The project from Kerala under the National Adaptation Fund for Climate Change (NAFCC) titled “Promotion of Integrated Farming System of Kaipad and Pokkali in Coastal Wetlands of Kerala” with a budget of 25 crore has been approved by National Steering Committee on Climate Change (NSCCC). The period of the project is four years (2015-19). The Agency for Development of Aquaculture (ADAK), Department of Fisheries, Government of Kerala, is the Executing Entity of the project. The project envisions integrated farming methods as climate smart practices to enhance resilience of aquaculture communities to climate change especially sea-level rise that results in severe intrusion of salinity. The proposed area of the project is 600 hectares (300 hectares in Kannur District and 300 hectares in Ernakulam, Thrissur and Alappuzha districts). The proposals for coastal sea shore protection and KSEB's renewable energy concepts are under discussion. 

Biodiversity Conservation

Kerala is rich in biodiversity but the high density of human population and major transformation of the landscape since the mid-18th century emphasize the urgency for conservation of the floral and faunal diversity and sustainable use of its resources. The State contains more than 4,500 species of flowering plants of which above 1,500 are endemic in nature. Of 1,847 vertebrates of Kerala, 205 (approximately11 per cent) species are listed as threatened in the IUCN Red List of Threatened Species of which 23 are Critically Endangered, 90 are Endangered and 92 are Vulnerable. 98 per cent of fishes and 87 per cent of amphibians of Kerala have not been included under any Schedule of the Indian Wildlife (Protection) Act (19 72) (WPA). Of the 173 reptile species endemic to Western Ghats, 17 per cent are listed in various threat categories of IUCN. Nine hundred and five species of fishes are recorded from inland and marine waters of which 30 per cent of fresh water fishes are endemic to state. Out of 779 marine species 93 per cent is not included in any schedules of wildlife protection act. The highest level of endemism (between 77-102 species per sub basin) and highest species richness (133-160 species per sub basin) is found in the west flowing rivers Chaliyar, Bharatapuzha, Chalakkudy, Periyar, and Pamba with point endemics in certain cases.
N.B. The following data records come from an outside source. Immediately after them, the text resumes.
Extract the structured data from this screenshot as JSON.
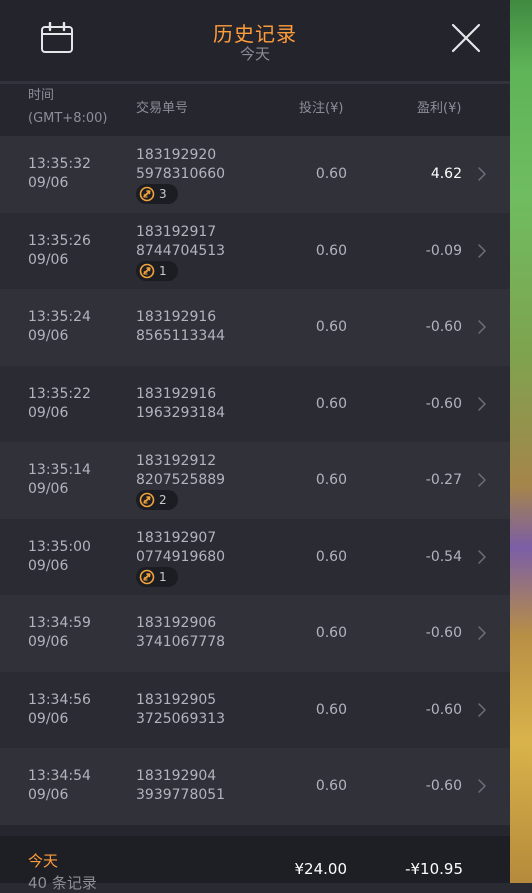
{
  "header": {
    "title": "历史记录",
    "subtitle": "今天",
    "calendar_icon": "calendar-icon",
    "close_icon": "close-icon"
  },
  "columns": {
    "time_line1": "时间",
    "time_line2": "(GMT+8:00)",
    "order_id": "交易单号",
    "bet": "投注(¥)",
    "profit": "盈利(¥)"
  },
  "rows": [
    {
      "time": "13:35:32",
      "date": "09/06",
      "id1": "183192920",
      "id2": "5978310660",
      "badge": "3",
      "bet": "0.60",
      "profit": "4.62",
      "positive": true
    },
    {
      "time": "13:35:26",
      "date": "09/06",
      "id1": "183192917",
      "id2": "8744704513",
      "badge": "1",
      "bet": "0.60",
      "profit": "-0.09",
      "positive": false
    },
    {
      "time": "13:35:24",
      "date": "09/06",
      "id1": "183192916",
      "id2": "8565113344",
      "badge": null,
      "bet": "0.60",
      "profit": "-0.60",
      "positive": false
    },
    {
      "time": "13:35:22",
      "date": "09/06",
      "id1": "183192916",
      "id2": "1963293184",
      "badge": null,
      "bet": "0.60",
      "profit": "-0.60",
      "positive": false
    },
    {
      "time": "13:35:14",
      "date": "09/06",
      "id1": "183192912",
      "id2": "8207525889",
      "badge": "2",
      "bet": "0.60",
      "profit": "-0.27",
      "positive": false
    },
    {
      "time": "13:35:00",
      "date": "09/06",
      "id1": "183192907",
      "id2": "0774919680",
      "badge": "1",
      "bet": "0.60",
      "profit": "-0.54",
      "positive": false
    },
    {
      "time": "13:34:59",
      "date": "09/06",
      "id1": "183192906",
      "id2": "3741067778",
      "badge": null,
      "bet": "0.60",
      "profit": "-0.60",
      "positive": false
    },
    {
      "time": "13:34:56",
      "date": "09/06",
      "id1": "183192905",
      "id2": "3725069313",
      "badge": null,
      "bet": "0.60",
      "profit": "-0.60",
      "positive": false
    },
    {
      "time": "13:34:54",
      "date": "09/06",
      "id1": "183192904",
      "id2": "3939778051",
      "badge": null,
      "bet": "0.60",
      "profit": "-0.60",
      "positive": false
    }
  ],
  "footer": {
    "label": "今天",
    "count": "40 条记录",
    "total_bet": "¥24.00",
    "total_profit": "-¥10.95"
  },
  "colors": {
    "accent": "#ff9d3d",
    "panel_bg": "#26262f",
    "row_odd": "#31313a",
    "row_even": "#2b2b34",
    "text_muted": "#8d8d97"
  }
}
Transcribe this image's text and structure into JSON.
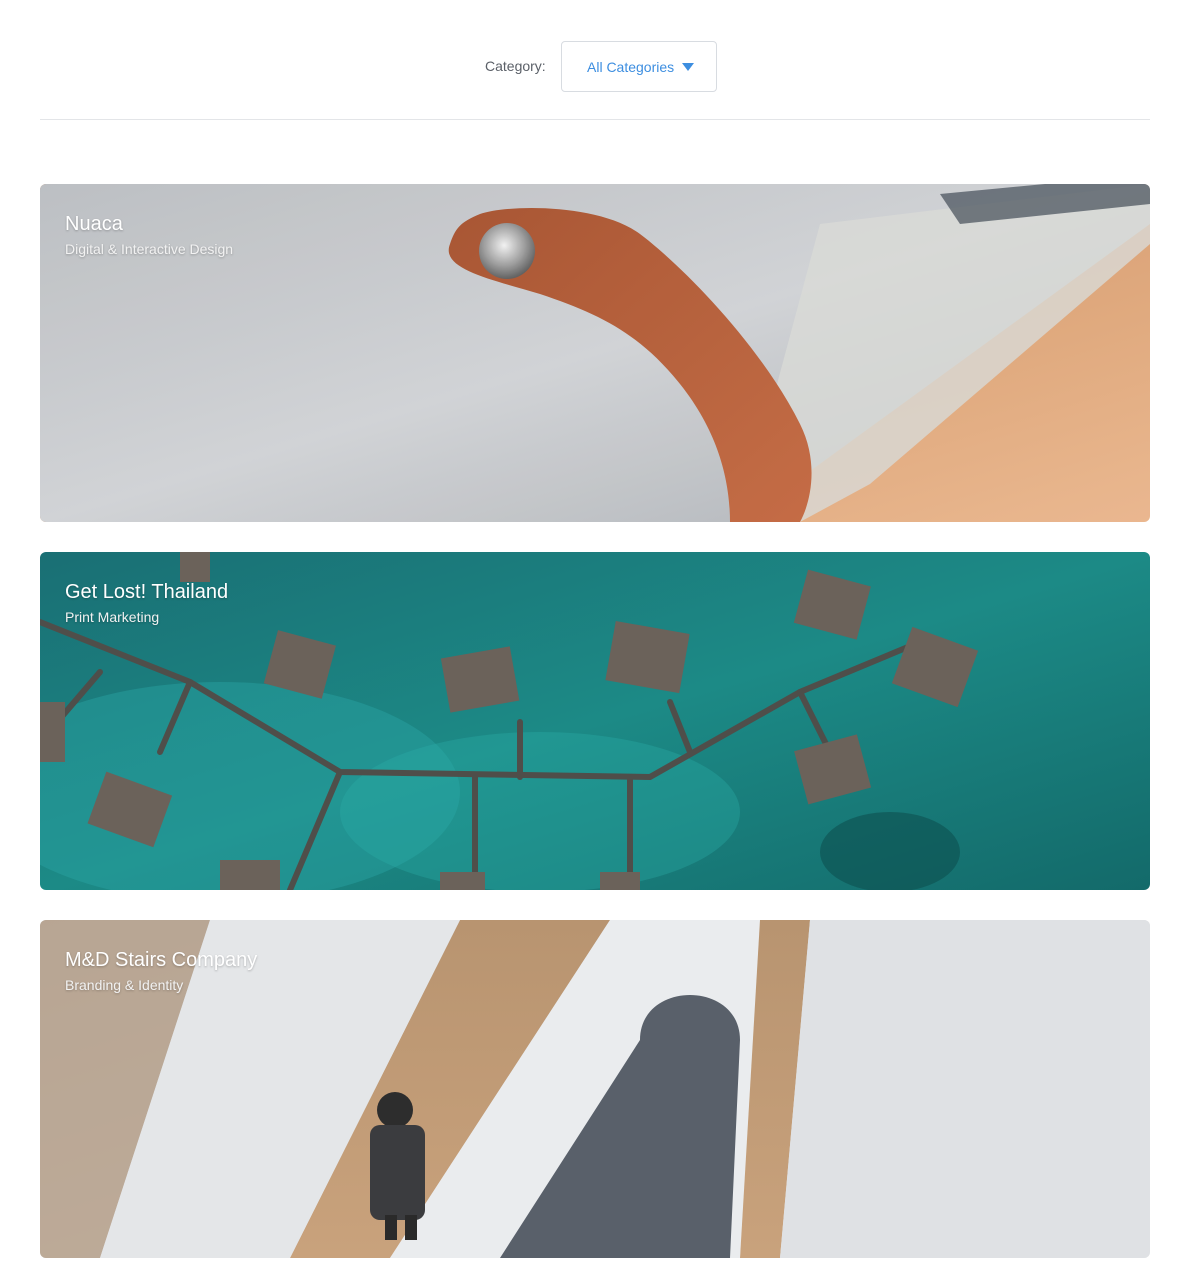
{
  "filter": {
    "label": "Category:",
    "selected": "All Categories"
  },
  "projects": [
    {
      "title": "Nuaca",
      "category": "Digital & Interactive Design"
    },
    {
      "title": "Get Lost! Thailand",
      "category": "Print Marketing"
    },
    {
      "title": "M&D Stairs Company",
      "category": "Branding & Identity"
    }
  ],
  "colors": {
    "accent": "#3d8ee0",
    "label": "#5b6068",
    "divider": "#e3e5e8"
  }
}
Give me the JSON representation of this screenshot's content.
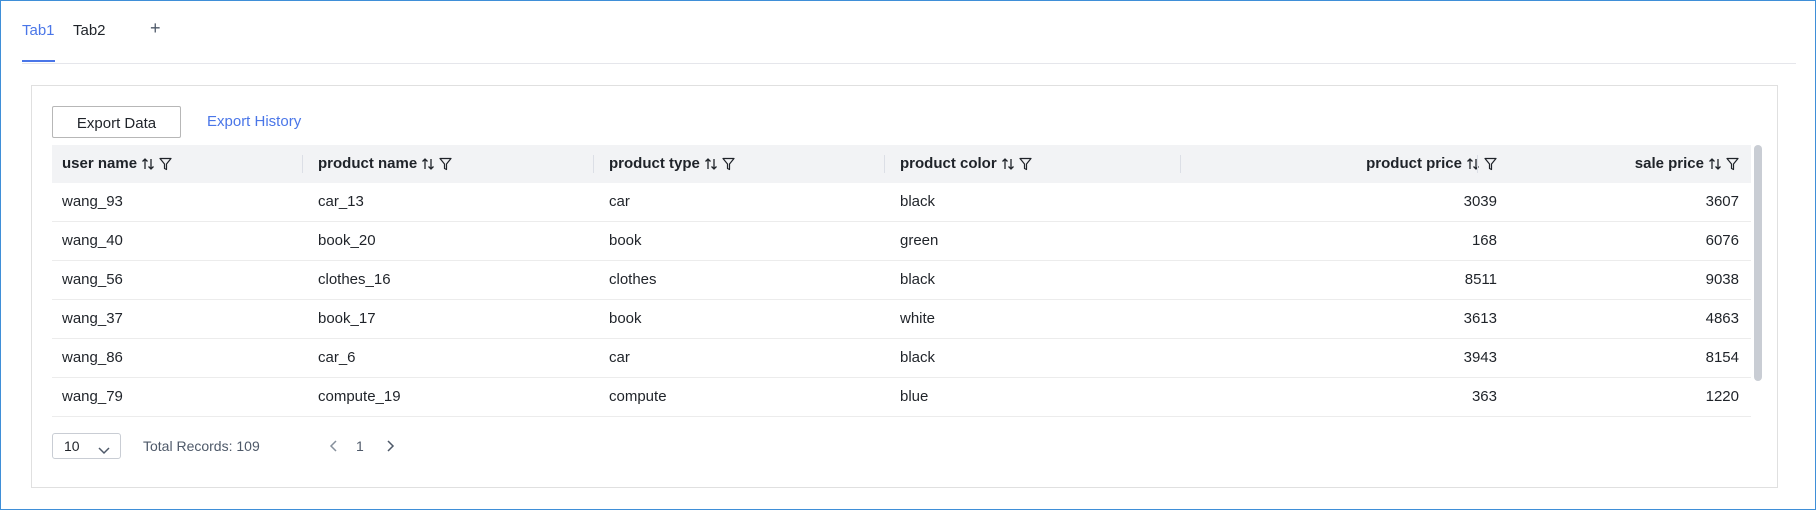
{
  "tabs": [
    {
      "label": "Tab1",
      "active": true
    },
    {
      "label": "Tab2",
      "active": false
    }
  ],
  "tab_add_label": "+",
  "toolbar": {
    "export_label": "Export Data",
    "history_label": "Export History"
  },
  "table": {
    "columns": [
      {
        "key": "user_name",
        "label": "user name"
      },
      {
        "key": "product_name",
        "label": "product name"
      },
      {
        "key": "product_type",
        "label": "product type"
      },
      {
        "key": "product_color",
        "label": "product color"
      },
      {
        "key": "product_price",
        "label": "product price"
      },
      {
        "key": "sale_price",
        "label": "sale price"
      }
    ],
    "rows": [
      [
        "wang_93",
        "car_13",
        "car",
        "black",
        "3039",
        "3607"
      ],
      [
        "wang_40",
        "book_20",
        "book",
        "green",
        "168",
        "6076"
      ],
      [
        "wang_56",
        "clothes_16",
        "clothes",
        "black",
        "8511",
        "9038"
      ],
      [
        "wang_37",
        "book_17",
        "book",
        "white",
        "3613",
        "4863"
      ],
      [
        "wang_86",
        "car_6",
        "car",
        "black",
        "3943",
        "8154"
      ],
      [
        "wang_79",
        "compute_19",
        "compute",
        "blue",
        "363",
        "1220"
      ]
    ]
  },
  "pagination": {
    "page_size": "10",
    "total_label": "Total Records: 109",
    "current_page": "1"
  },
  "colors": {
    "accent": "#4a76e8",
    "frame_border": "#3f8fd8",
    "header_bg": "#f2f3f5"
  }
}
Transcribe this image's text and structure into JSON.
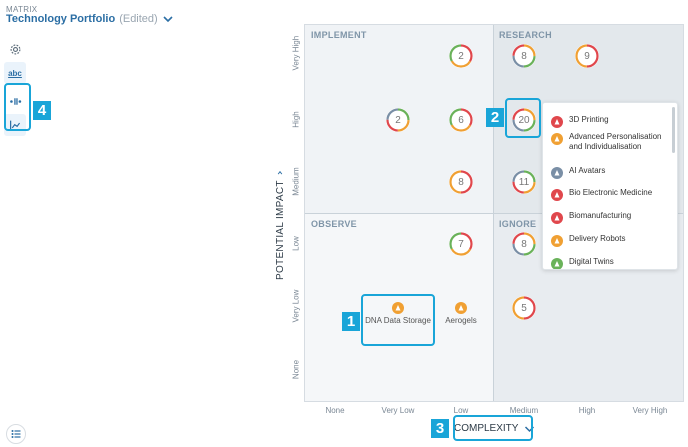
{
  "header": {
    "app_label": "MATRIX",
    "title": "Technology Portfolio",
    "status": "(Edited)"
  },
  "toolbar": {
    "label_toggle": "abc"
  },
  "quadrants": {
    "top_left": "IMPLEMENT",
    "top_right": "RESEARCH",
    "bottom_left": "OBSERVE",
    "bottom_right": "IGNORE"
  },
  "axes": {
    "y_title": "POTENTIAL IMPACT",
    "x_title": "COMPLEXITY",
    "y_ticks": [
      "Very High",
      "High",
      "Medium",
      "Low",
      "Very Low",
      "None"
    ],
    "x_ticks": [
      "None",
      "Very Low",
      "Low",
      "Medium",
      "High",
      "Very High"
    ]
  },
  "bubbles": [
    {
      "count": "2",
      "x": "Low",
      "y": "Very High"
    },
    {
      "count": "8",
      "x": "Medium",
      "y": "Very High"
    },
    {
      "count": "9",
      "x": "High",
      "y": "Very High"
    },
    {
      "count": "2",
      "x": "Very Low",
      "y": "High"
    },
    {
      "count": "6",
      "x": "Low",
      "y": "High"
    },
    {
      "count": "20",
      "x": "Medium",
      "y": "High"
    },
    {
      "count": "8",
      "x": "Low",
      "y": "Medium"
    },
    {
      "count": "11",
      "x": "Medium",
      "y": "Medium"
    },
    {
      "count": "7",
      "x": "Low",
      "y": "Low"
    },
    {
      "count": "8",
      "x": "Medium",
      "y": "Low"
    },
    {
      "count": "5",
      "x": "Medium",
      "y": "Very Low"
    }
  ],
  "technologies": [
    {
      "name": "DNA Data Storage",
      "color": "#f0a033"
    },
    {
      "name": "Aerogels",
      "color": "#f0a033"
    }
  ],
  "popup": {
    "items": [
      {
        "name": "3D Printing",
        "color": "#e0474c"
      },
      {
        "name": "Advanced Personalisation and Individualisation",
        "color": "#f0a033"
      },
      {
        "name": "AI Avatars",
        "color": "#7a8fa6"
      },
      {
        "name": "Bio Electronic Medicine",
        "color": "#e0474c"
      },
      {
        "name": "Biomanufacturing",
        "color": "#e0474c"
      },
      {
        "name": "Delivery Robots",
        "color": "#f0a033"
      },
      {
        "name": "Digital Twins",
        "color": "#6ab25a"
      }
    ]
  },
  "callouts": {
    "one": "1",
    "two": "2",
    "three": "3",
    "four": "4"
  },
  "colors": {
    "accent": "#19a5d8",
    "brand": "#2b6ea4",
    "red": "#e0474c",
    "orange": "#f0a033",
    "green": "#6ab25a",
    "grey": "#7a8fa6"
  }
}
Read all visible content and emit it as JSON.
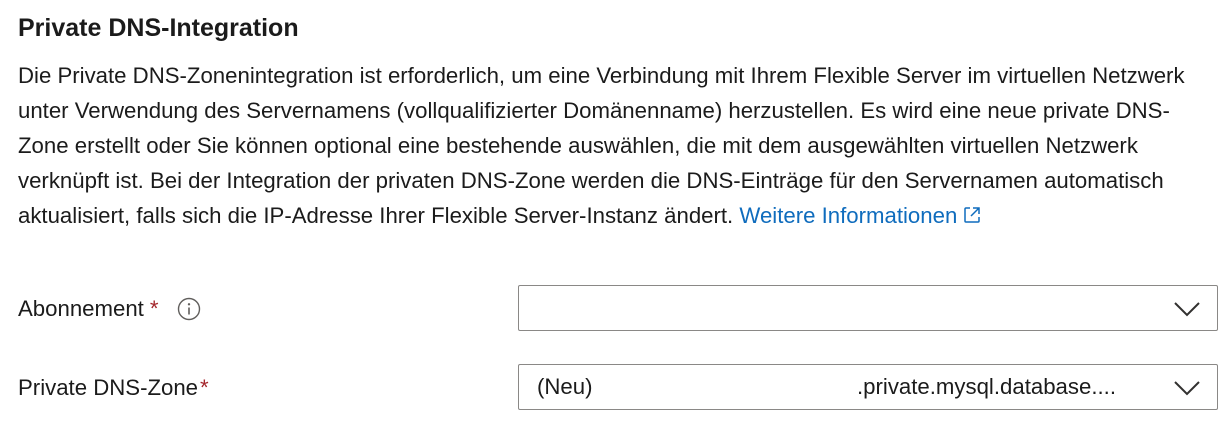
{
  "section": {
    "title": "Private DNS-Integration",
    "description": "Die Private DNS-Zonenintegration ist erforderlich, um eine Verbindung mit Ihrem Flexible Server im virtuellen Netzwerk unter Verwendung des Servernamens (vollqualifizierter Domänenname) herzustellen. Es wird eine neue private DNS-Zone erstellt oder Sie können optional eine bestehende auswählen, die mit dem ausgewählten virtuellen Netzwerk verknüpft ist. Bei der Integration der privaten DNS-Zone werden die DNS-Einträge für den Servernamen automatisch aktualisiert, falls sich die IP-Adresse Ihrer Flexible Server-Instanz ändert.",
    "learn_more_label": "Weitere Informationen",
    "learn_more_icon": "external-link-icon"
  },
  "fields": {
    "subscription": {
      "label": "Abonnement",
      "required_marker": "*",
      "info_icon": "info-icon",
      "value": ""
    },
    "dns_zone": {
      "label": "Private DNS-Zone",
      "required_marker": "*",
      "value_prefix": "(Neu)",
      "value": ".private.mysql.database...."
    }
  },
  "colors": {
    "link": "#0f6cbd",
    "required": "#a4262c",
    "border": "#8a8886",
    "text": "#1b1b1b"
  }
}
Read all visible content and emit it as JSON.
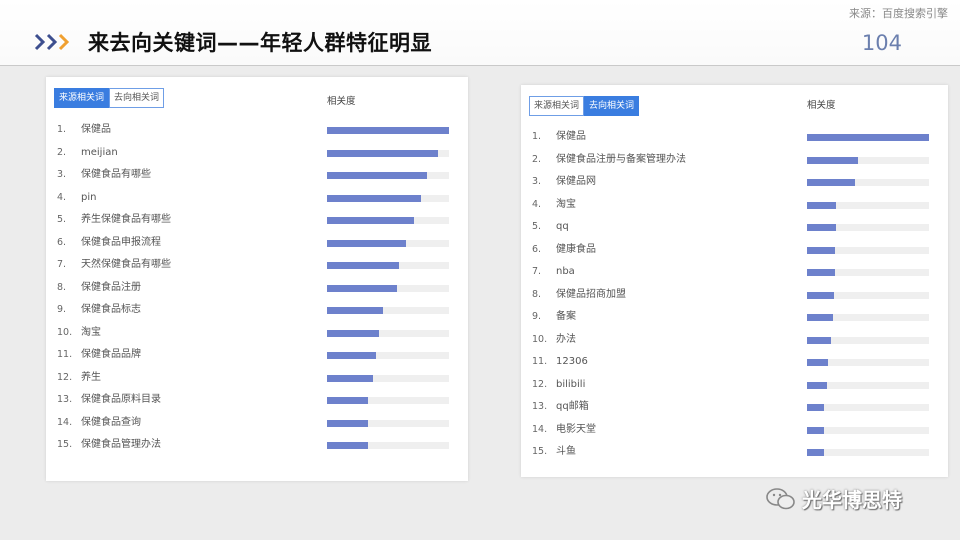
{
  "header": {
    "source": "来源：百度搜索引擎",
    "title": "来去向关键词——年轻人群特征明显",
    "page_number": "104"
  },
  "colors": {
    "accent_blue": "#3a7de0",
    "bar": "#6d81cc",
    "chevron_dark": "#3d4f8f",
    "chevron_orange": "#f0a030"
  },
  "left_panel": {
    "tabs": [
      {
        "label": "来源相关词",
        "active": true
      },
      {
        "label": "去向相关词",
        "active": false
      }
    ],
    "column_header": "相关度",
    "rows": [
      {
        "num": "1.",
        "keyword": "保健品",
        "relevance": 1.0
      },
      {
        "num": "2.",
        "keyword": "meijian",
        "relevance": 0.91
      },
      {
        "num": "3.",
        "keyword": "保健食品有哪些",
        "relevance": 0.82
      },
      {
        "num": "4.",
        "keyword": "pin",
        "relevance": 0.77
      },
      {
        "num": "5.",
        "keyword": "养生保健食品有哪些",
        "relevance": 0.71
      },
      {
        "num": "6.",
        "keyword": "保健食品申报流程",
        "relevance": 0.65
      },
      {
        "num": "7.",
        "keyword": "天然保健食品有哪些",
        "relevance": 0.59
      },
      {
        "num": "8.",
        "keyword": "保健食品注册",
        "relevance": 0.57
      },
      {
        "num": "9.",
        "keyword": "保健食品标志",
        "relevance": 0.46
      },
      {
        "num": "10.",
        "keyword": "淘宝",
        "relevance": 0.43
      },
      {
        "num": "11.",
        "keyword": "保健食品品牌",
        "relevance": 0.4
      },
      {
        "num": "12.",
        "keyword": "养生",
        "relevance": 0.38
      },
      {
        "num": "13.",
        "keyword": "保健食品原料目录",
        "relevance": 0.34
      },
      {
        "num": "14.",
        "keyword": "保健食品查询",
        "relevance": 0.34
      },
      {
        "num": "15.",
        "keyword": "保健食品管理办法",
        "relevance": 0.34
      }
    ]
  },
  "right_panel": {
    "tabs": [
      {
        "label": "来源相关词",
        "active": false
      },
      {
        "label": "去向相关词",
        "active": true
      }
    ],
    "column_header": "相关度",
    "rows": [
      {
        "num": "1.",
        "keyword": "保健品",
        "relevance": 1.0
      },
      {
        "num": "2.",
        "keyword": "保健食品注册与备案管理办法",
        "relevance": 0.42
      },
      {
        "num": "3.",
        "keyword": "保健品网",
        "relevance": 0.39
      },
      {
        "num": "4.",
        "keyword": "淘宝",
        "relevance": 0.24
      },
      {
        "num": "5.",
        "keyword": "qq",
        "relevance": 0.24
      },
      {
        "num": "6.",
        "keyword": "健康食品",
        "relevance": 0.23
      },
      {
        "num": "7.",
        "keyword": "nba",
        "relevance": 0.23
      },
      {
        "num": "8.",
        "keyword": "保健品招商加盟",
        "relevance": 0.22
      },
      {
        "num": "9.",
        "keyword": "备案",
        "relevance": 0.21
      },
      {
        "num": "10.",
        "keyword": "办法",
        "relevance": 0.2
      },
      {
        "num": "11.",
        "keyword": "12306",
        "relevance": 0.17
      },
      {
        "num": "12.",
        "keyword": "bilibili",
        "relevance": 0.16
      },
      {
        "num": "13.",
        "keyword": "qq邮箱",
        "relevance": 0.14
      },
      {
        "num": "14.",
        "keyword": "电影天堂",
        "relevance": 0.14
      },
      {
        "num": "15.",
        "keyword": "斗鱼",
        "relevance": 0.14
      }
    ]
  },
  "watermark": {
    "text": "光华博思特",
    "icon": "wechat-icon"
  }
}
The fragile nature of ecosystem in Kerala is a concern and many natural and man-made causes pose a great threat to its biodiversity. The following conservation initiatives are are being undertaken in the State.

  • People's Bio Diversity Registers (PBR) were prepared in 96 LSGs during 2015-16. Altogether 854 PBRs were prepared. 139 BMCs were reconstituted during 2015-16 consequent to change in elected people's representatives of LSGs. Preparation of PBR remain to be done in 346 LSGs.
  • During 2015-16, 455 biodiversity clubs were newly registered in various educational institutions.
  • Shanthisthal, a man made woodlot of Rare, Endangered and Threatened(RET) plants was established in 2.45 acres during 2015-16.

Significant efforts though are still required to implement biodiversity related initiatives based on the information and knowledge obtained through the PBRs. There is also considerable scope for enhancing revenue from the access and benefit-sharing provisions of biodiversity legislation and rules.